WW: How long would it take you to build a trap?
Reiner: It’s not that hard to build the oak frames but first you have to rip down the rough-cut, four-foot boards. The bow frames are 1-inch by 2-inches in size, and the laths are about half-an-inch thick and about 36 inches long.
You would try to rip-cut as many as 1,000 a day. It was very labor intensive if you include the actual milling of the wood and the cross-cutting.
Then these traps had to have the heads nailed in and tied off. We ballasted the traps with Cliff Island rocks, strapping them in with leather from the shoe industry. I also made a set up in the middle of the trap, a place to pour cement for ballasting the trap.
I would think it would be about eight hours per trap.
There’s a bait line that comes up through the kitchen end of the trap, and that was tied around a cleat that you carved with a hatchet. It was a lot of fun and I had to learn all those skills of milling the wood. I had to order the lumber, too, so that’s a business skill, right?
Knitting heads was something husbands and wives would do while sitting by the fire. I used to knit heads on the Casco Bay Lines.
I feel like a dinosaur now because few people are knitting their own heads these days. Instead of using hemp twine, the heads are now cut out of shrimp nets.
Those skills of building the traps led to me being a pretty good carpenter, and I worked doing carpentry in island homes. Even when I wasn’t on the island, I would come back for the summer and work.
There were many older men who were my friends. I think one of the nicest things about Cliff Island, and that part of my life, were those friendships with other lobstermen. We all appreciated each other. It was a fraternity, a brotherhood.
WW: How has lobstering changed over the years?
Reiner: Now the boats are more expensive. In the old days, lobstering did not require a lot of money. Almost all the boats were serviced by their owners. They usually had car engines. So all lobstermen had to be excellent mechanics. Back then the lobstermen weren’t interested in buying brand new boats with big diesel engines that cost $70,000 or $80,000, so the business has changed a lot.
One of the biggest changes in the industry is the capital investment. It used to be very minimal, but now it costs a lot to get started lobstering. Now there are half a million dollar boats out there, and instead of one stern man, they might have three stern men.

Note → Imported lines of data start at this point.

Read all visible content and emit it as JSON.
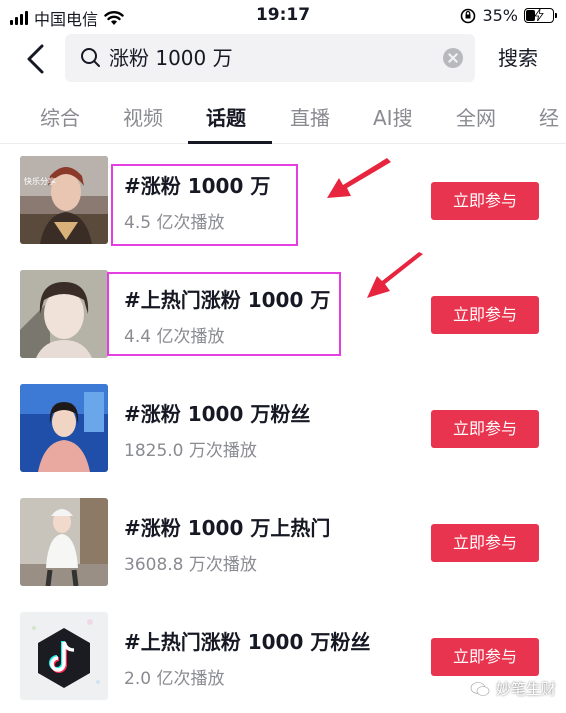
{
  "status_bar": {
    "carrier": "中国电信",
    "time": "19:17",
    "battery": "35%",
    "battery_level": 0.35
  },
  "search": {
    "query": "涨粉 1000 万",
    "submit_label": "搜索"
  },
  "tabs": [
    {
      "label": "综合"
    },
    {
      "label": "视频"
    },
    {
      "label": "话题",
      "active": true
    },
    {
      "label": "直播"
    },
    {
      "label": "AI搜"
    },
    {
      "label": "全网"
    },
    {
      "label": "经"
    }
  ],
  "topics": [
    {
      "title": "#涨粉 1000 万",
      "views": "4.5 亿次播放",
      "button": "立即参与",
      "thumb_caption": "快乐分享"
    },
    {
      "title": "#上热门涨粉 1000 万",
      "views": "4.4 亿次播放",
      "button": "立即参与"
    },
    {
      "title": "#涨粉 1000 万粉丝",
      "views": "1825.0 万次播放",
      "button": "立即参与"
    },
    {
      "title": "#涨粉 1000 万上热门",
      "views": "3608.8 万次播放",
      "button": "立即参与"
    },
    {
      "title": "#上热门涨粉 1000 万粉丝",
      "views": "2.0 亿次播放",
      "button": "立即参与"
    }
  ],
  "watermark": "妙笔生财",
  "colors": {
    "join_button": "#e8344f",
    "highlight": "#e43de0",
    "arrow": "#e8253f",
    "inactive_tab": "#8a8b91"
  }
}
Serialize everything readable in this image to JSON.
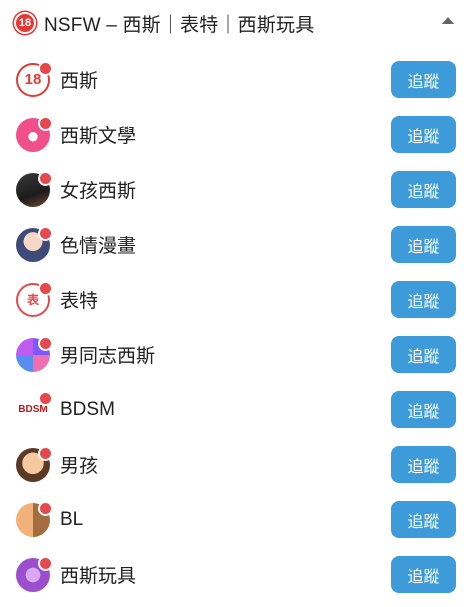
{
  "header": {
    "badge": "18",
    "title": "NSFW – 西斯｜表特｜西斯玩具"
  },
  "items": [
    {
      "name": "西斯",
      "avatar_text": "18",
      "avatar_icon": "no-18-icon",
      "button": "追蹤"
    },
    {
      "name": "西斯文學",
      "avatar_text": "",
      "avatar_icon": "heart-book-icon",
      "button": "追蹤"
    },
    {
      "name": "女孩西斯",
      "avatar_text": "",
      "avatar_icon": "girl-silhouette-icon",
      "button": "追蹤"
    },
    {
      "name": "色情漫畫",
      "avatar_text": "",
      "avatar_icon": "anime-girl-icon",
      "button": "追蹤"
    },
    {
      "name": "表特",
      "avatar_text": "表",
      "avatar_icon": "beauty-stamp-icon",
      "button": "追蹤"
    },
    {
      "name": "男同志西斯",
      "avatar_text": "",
      "avatar_icon": "rainbow-couple-icon",
      "button": "追蹤"
    },
    {
      "name": "BDSM",
      "avatar_text": "BDSM",
      "avatar_icon": "bdsm-handcuff-icon",
      "button": "追蹤"
    },
    {
      "name": "男孩",
      "avatar_text": "",
      "avatar_icon": "boy-face-icon",
      "button": "追蹤"
    },
    {
      "name": "BL",
      "avatar_text": "",
      "avatar_icon": "two-boys-icon",
      "button": "追蹤"
    },
    {
      "name": "西斯玩具",
      "avatar_text": "",
      "avatar_icon": "toy-icon",
      "button": "追蹤"
    }
  ]
}
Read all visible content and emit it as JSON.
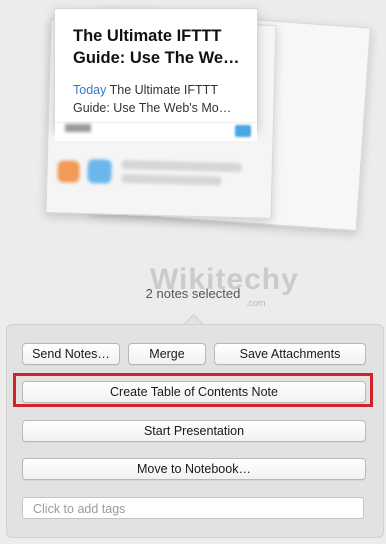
{
  "preview": {
    "title": "The Ultimate IFTTT Guide: Use The We…",
    "snippet_date": "Today",
    "snippet_text": " The Ultimate IFTTT Guide: Use The Web's Mo…"
  },
  "watermark": {
    "text": "Wikitechy",
    "sub": ".com"
  },
  "status": "2 notes selected",
  "actions": {
    "send_notes": "Send Notes…",
    "merge": "Merge",
    "save_attachments": "Save Attachments",
    "create_toc": "Create Table of Contents Note",
    "start_presentation": "Start Presentation",
    "move_to_notebook": "Move to Notebook…"
  },
  "tags": {
    "placeholder": "Click to add tags"
  },
  "colors": {
    "highlight_border": "#d2232a",
    "link_blue": "#2f7bd0"
  }
}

The environmental impact of the lobstering industry is also far greater. Lobster traps didn’t contain plastic netting and plastic coated steel. Lost wooden traps would eventually rot away and stop catching lobsters. The wire traps when lost become ghost traps, lost on the bottom for years, and they keep catching lobsters.
These wire traps are an environmental issue. Some 40% of ocean pollution worldwide is from lost commercial fishing gear. Maine lobstermen have not dealt with the issue of lost and storm-wrecked traps and gear. It has become a major problem along the coast of Maine.
Sometimes Maine fishing draggers often tow their nets into strings of lobster traps offshore causing thousands of dollars of damage and hundreds of traps to end up lost and permanently on the bottom of the ocean.
Kai Holloway has spent most of his 15 years living year-round on Cliff Island, and now his family returns to spend about five months in an off-the-grid cabin in the woods. He works at the Cliff Island Historical Society and is fascinated by stories of Cliff Island’s history.